Join Certified Scrum Trainer® John McFadyen for a 12-part video series exploring the scrum event known as the sprint retrospective. Throughout the series, he’ll share tips and tricks for creating impactful, engaging, and effective sprint retrospectives for your teams.
For tip number 11, we’re going to apply the concept of divergent and convergent thinking to sprint retrospectives. Divergent thinking is about exploring a space, opening up to ideas and brainstorming all of the possible topics to discuss. Convergent thinking is narrowing down those big ideas to what the team actually wants to talk about.
You can think about divergent and convergent thinking as an exercise in expanding and contracting. You begin on a large scale with a wide range of possibilities, and then you contract into a small scale, with a narrow list of actionable items.
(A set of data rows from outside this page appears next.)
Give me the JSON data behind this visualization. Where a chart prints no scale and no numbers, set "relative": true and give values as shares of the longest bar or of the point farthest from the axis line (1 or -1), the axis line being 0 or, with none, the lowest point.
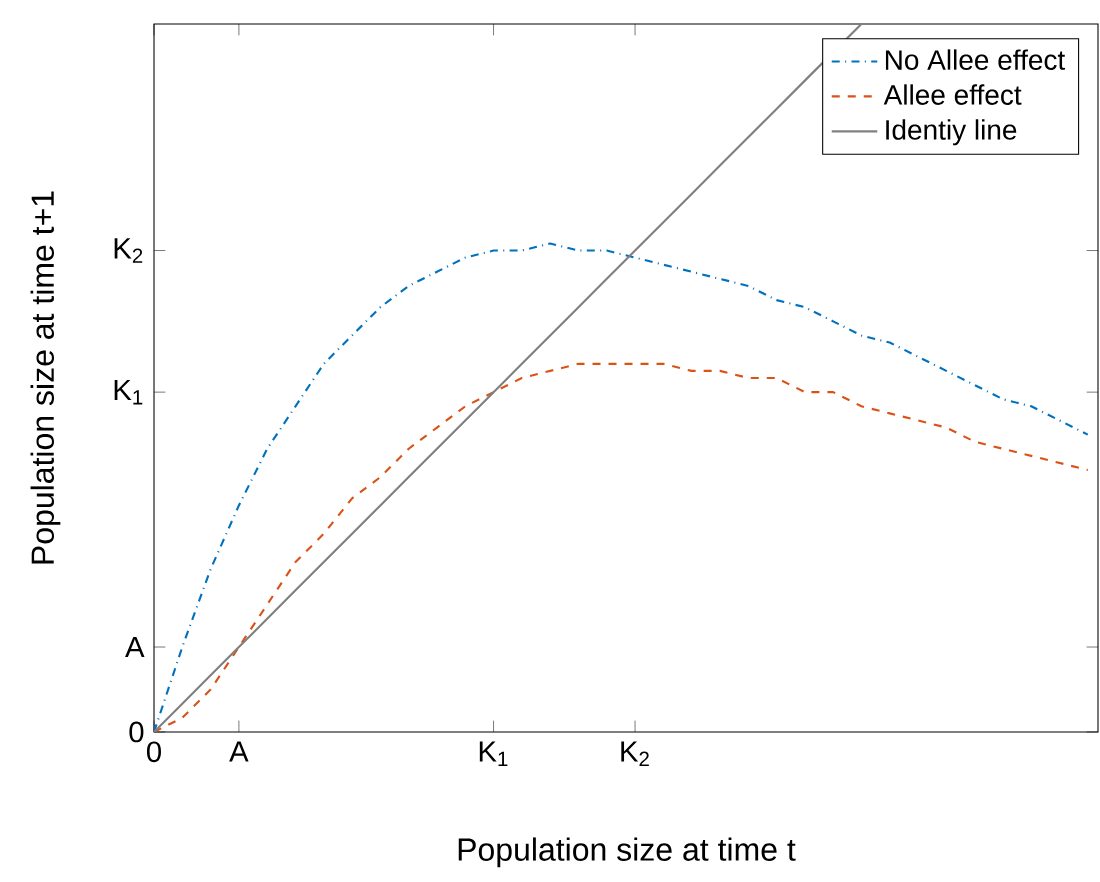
{
  "chart_data": {
    "type": "line",
    "relative": true,
    "xlabel": "Population size at time t",
    "ylabel": "Population size at time t+1",
    "categories": [
      "0",
      null,
      null,
      "A",
      null,
      null,
      null,
      null,
      null,
      null,
      null,
      null,
      "K$_{1}$",
      null,
      null,
      null,
      null,
      "K$_{2}$",
      null,
      null,
      null,
      null,
      null,
      null,
      null,
      null,
      null,
      null,
      null,
      null,
      null,
      null,
      null,
      null
    ],
    "annotations": [
      "0",
      "A",
      "K$_{1}$",
      "K$_{2}$"
    ],
    "legend": "top right",
    "series": [
      {
        "name": "No Allee effect",
        "color": "#0072bd",
        "line_style": "dashdot",
        "values": [
          0,
          0.12,
          0.23,
          0.32,
          0.4,
          0.46,
          0.52,
          0.56,
          0.6,
          0.63,
          0.65,
          0.67,
          0.68,
          0.68,
          0.69,
          0.68,
          0.68,
          0.67,
          0.66,
          0.65,
          0.64,
          0.63,
          0.61,
          0.6,
          0.58,
          0.56,
          0.55,
          0.53,
          0.51,
          0.49,
          0.47,
          0.46,
          0.44,
          0.42
        ]
      },
      {
        "name": "Allee effect",
        "color": "#d95319",
        "line_style": "dashed",
        "values": [
          0,
          0.02,
          0.06,
          0.12,
          0.18,
          0.24,
          0.28,
          0.33,
          0.36,
          0.4,
          0.43,
          0.46,
          0.48,
          0.5,
          0.51,
          0.52,
          0.52,
          0.52,
          0.52,
          0.51,
          0.51,
          0.5,
          0.5,
          0.48,
          0.48,
          0.46,
          0.45,
          0.44,
          0.43,
          0.41,
          0.4,
          0.39,
          0.38,
          0.37
        ]
      },
      {
        "name": "Identiy line",
        "color": "#808080",
        "line_style": "solid",
        "values": [
          0,
          0.04,
          0.08,
          0.12,
          0.16,
          0.2,
          0.24,
          0.28,
          0.32,
          0.36,
          0.4,
          0.44,
          0.48,
          0.52,
          0.56,
          0.6,
          0.64,
          0.68,
          0.72,
          0.76,
          0.8,
          0.84,
          0.88,
          0.92,
          null,
          1.0,
          null,
          null,
          null,
          null,
          null,
          null,
          null,
          null
        ]
      }
    ]
  }
}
Divergent and convergent thinking is vital for exploring the large range of possibilities, while keeping things focused at the same time.
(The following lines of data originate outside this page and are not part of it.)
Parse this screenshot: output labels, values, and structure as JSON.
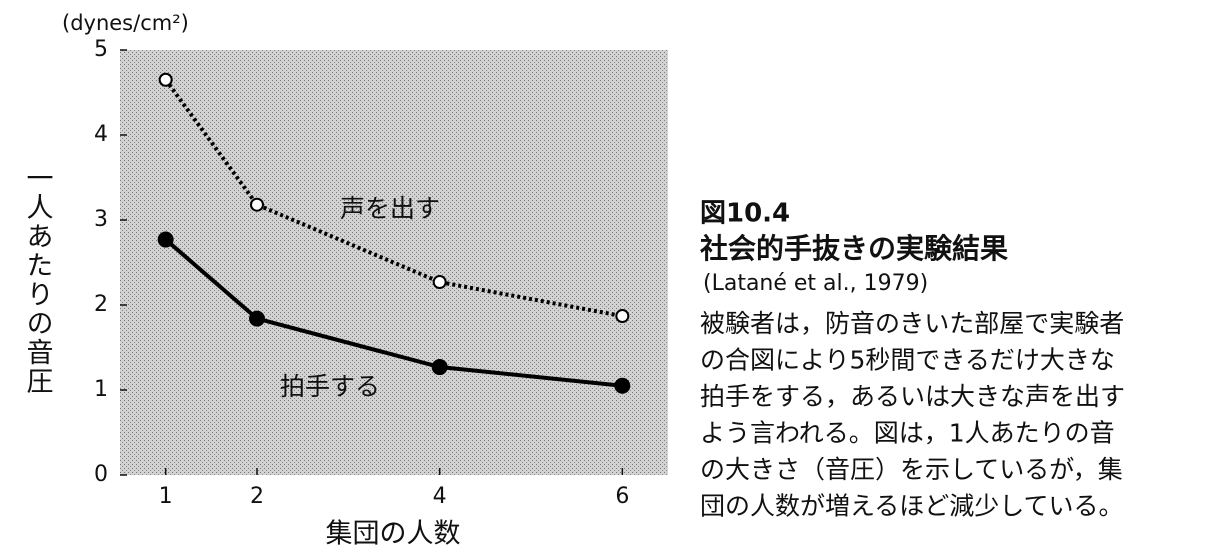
{
  "chart_data": {
    "type": "line",
    "y_unit": "(dynes/cm²)",
    "ylabel": "一人あたりの音圧",
    "xlabel": "集団の人数",
    "x": [
      1,
      2,
      4,
      6
    ],
    "xlim": [
      0.5,
      6.5
    ],
    "xticks": [
      1,
      2,
      4,
      6
    ],
    "ylim": [
      0,
      5
    ],
    "yticks": [
      0,
      1,
      2,
      3,
      4,
      5
    ],
    "series": [
      {
        "name": "声を出す",
        "color": "#000000",
        "dash": "dotted",
        "marker": "open",
        "values": [
          4.65,
          3.18,
          2.27,
          1.87
        ]
      },
      {
        "name": "拍手する",
        "color": "#000000",
        "dash": "solid",
        "marker": "filled",
        "values": [
          2.77,
          1.84,
          1.27,
          1.05
        ]
      }
    ]
  },
  "caption": {
    "figure": "図10.4",
    "title": "社会的手抜きの実験結果",
    "citation": "(Latané et al., 1979)",
    "lines": [
      "被験者は，防音のきいた部屋で実験者",
      "の合図により5秒間できるだけ大きな",
      "拍手をする，あるいは大きな声を出す",
      "よう言われる。図は，1人あたりの音",
      "の大きさ（音圧）を示しているが，集",
      "団の人数が増えるほど減少している。"
    ]
  }
}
One way to go from convergent to divergent thinking is by using the dot voting technique. When you have a lot of ideas, each team member gets a dot sticker or uses a marker to get three votes on their favorite ideas. This can also be done virtually using any collaboration tool to mimic the in-person version.
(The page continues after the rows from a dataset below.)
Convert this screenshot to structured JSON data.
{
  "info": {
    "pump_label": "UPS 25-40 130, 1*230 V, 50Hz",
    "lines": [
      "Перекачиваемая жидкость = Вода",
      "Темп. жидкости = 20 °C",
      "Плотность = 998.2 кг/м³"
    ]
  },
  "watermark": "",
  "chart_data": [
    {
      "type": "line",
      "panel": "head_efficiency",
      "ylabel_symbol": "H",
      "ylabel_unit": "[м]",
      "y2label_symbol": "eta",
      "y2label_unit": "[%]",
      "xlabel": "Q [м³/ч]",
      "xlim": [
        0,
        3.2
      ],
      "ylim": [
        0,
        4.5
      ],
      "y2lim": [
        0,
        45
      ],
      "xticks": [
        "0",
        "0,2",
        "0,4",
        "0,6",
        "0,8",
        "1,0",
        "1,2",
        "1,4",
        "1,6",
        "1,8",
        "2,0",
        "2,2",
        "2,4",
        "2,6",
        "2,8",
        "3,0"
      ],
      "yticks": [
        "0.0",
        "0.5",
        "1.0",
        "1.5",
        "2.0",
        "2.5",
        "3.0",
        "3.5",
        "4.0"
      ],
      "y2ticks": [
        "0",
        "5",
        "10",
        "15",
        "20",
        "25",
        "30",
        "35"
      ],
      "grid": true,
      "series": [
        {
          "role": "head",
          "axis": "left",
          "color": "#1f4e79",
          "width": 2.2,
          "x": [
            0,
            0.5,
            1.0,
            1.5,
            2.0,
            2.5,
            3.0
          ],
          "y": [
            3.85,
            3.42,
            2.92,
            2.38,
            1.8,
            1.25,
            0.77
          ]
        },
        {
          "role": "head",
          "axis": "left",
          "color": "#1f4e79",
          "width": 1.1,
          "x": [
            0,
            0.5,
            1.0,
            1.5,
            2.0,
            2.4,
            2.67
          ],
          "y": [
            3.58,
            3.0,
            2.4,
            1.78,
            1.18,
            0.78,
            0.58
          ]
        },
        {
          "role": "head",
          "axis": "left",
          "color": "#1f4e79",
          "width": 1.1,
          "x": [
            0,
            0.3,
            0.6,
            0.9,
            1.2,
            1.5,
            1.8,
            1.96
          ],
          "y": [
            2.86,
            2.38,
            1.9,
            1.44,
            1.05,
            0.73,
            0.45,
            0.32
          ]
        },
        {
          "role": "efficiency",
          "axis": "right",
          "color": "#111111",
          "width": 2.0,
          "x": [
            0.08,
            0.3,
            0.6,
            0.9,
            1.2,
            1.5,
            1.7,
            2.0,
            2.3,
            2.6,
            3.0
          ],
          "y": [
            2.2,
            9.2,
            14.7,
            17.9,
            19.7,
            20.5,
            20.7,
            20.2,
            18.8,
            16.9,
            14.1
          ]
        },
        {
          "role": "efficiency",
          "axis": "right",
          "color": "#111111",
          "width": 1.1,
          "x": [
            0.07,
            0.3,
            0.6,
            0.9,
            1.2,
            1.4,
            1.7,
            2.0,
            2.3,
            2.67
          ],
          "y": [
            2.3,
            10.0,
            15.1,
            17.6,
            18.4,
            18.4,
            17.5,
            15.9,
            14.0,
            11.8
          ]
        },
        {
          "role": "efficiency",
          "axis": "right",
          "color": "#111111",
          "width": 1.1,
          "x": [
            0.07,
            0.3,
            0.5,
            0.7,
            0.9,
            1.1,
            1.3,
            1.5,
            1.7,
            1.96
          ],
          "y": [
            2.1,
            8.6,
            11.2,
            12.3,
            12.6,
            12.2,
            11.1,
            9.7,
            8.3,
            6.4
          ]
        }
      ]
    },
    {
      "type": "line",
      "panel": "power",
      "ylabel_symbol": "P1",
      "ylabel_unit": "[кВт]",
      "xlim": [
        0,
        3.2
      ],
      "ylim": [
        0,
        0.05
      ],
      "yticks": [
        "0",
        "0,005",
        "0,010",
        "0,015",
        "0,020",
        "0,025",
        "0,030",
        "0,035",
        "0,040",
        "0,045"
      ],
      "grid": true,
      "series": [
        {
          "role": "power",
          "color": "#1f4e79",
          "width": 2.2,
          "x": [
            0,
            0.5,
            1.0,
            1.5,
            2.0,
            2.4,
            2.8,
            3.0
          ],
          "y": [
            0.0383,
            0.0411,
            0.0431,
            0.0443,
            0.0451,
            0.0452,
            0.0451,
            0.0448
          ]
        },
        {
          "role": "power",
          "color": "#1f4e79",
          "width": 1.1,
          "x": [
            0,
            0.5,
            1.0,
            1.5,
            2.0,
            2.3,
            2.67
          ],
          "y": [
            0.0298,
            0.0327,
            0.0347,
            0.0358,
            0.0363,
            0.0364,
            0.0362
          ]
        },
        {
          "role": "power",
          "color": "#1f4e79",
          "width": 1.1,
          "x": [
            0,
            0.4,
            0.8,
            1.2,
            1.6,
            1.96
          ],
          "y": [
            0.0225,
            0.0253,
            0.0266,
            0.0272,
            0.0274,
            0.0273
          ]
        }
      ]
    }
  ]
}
McFayden shares how, as a scrum master, it was easy to generate a lot of action items, and he was excited when the team walked away with 17 actions in one sprint! However, none of them would actually get done, so the team wasn’t seeing any improvement.
The next time you’re facilitating a retrospective, take the team through this flow and give them space to diverge and explore, and then converge into a small list of actionable improvements to propel the team forward.
Key Takeaways:
Divergent thinking is opening up the space for big ideas and possibilities.
Convergent thinking is contracting ideas to small, actionable items.
By using both convergent and divergent thinking during a retrospective, you can set your team up for success.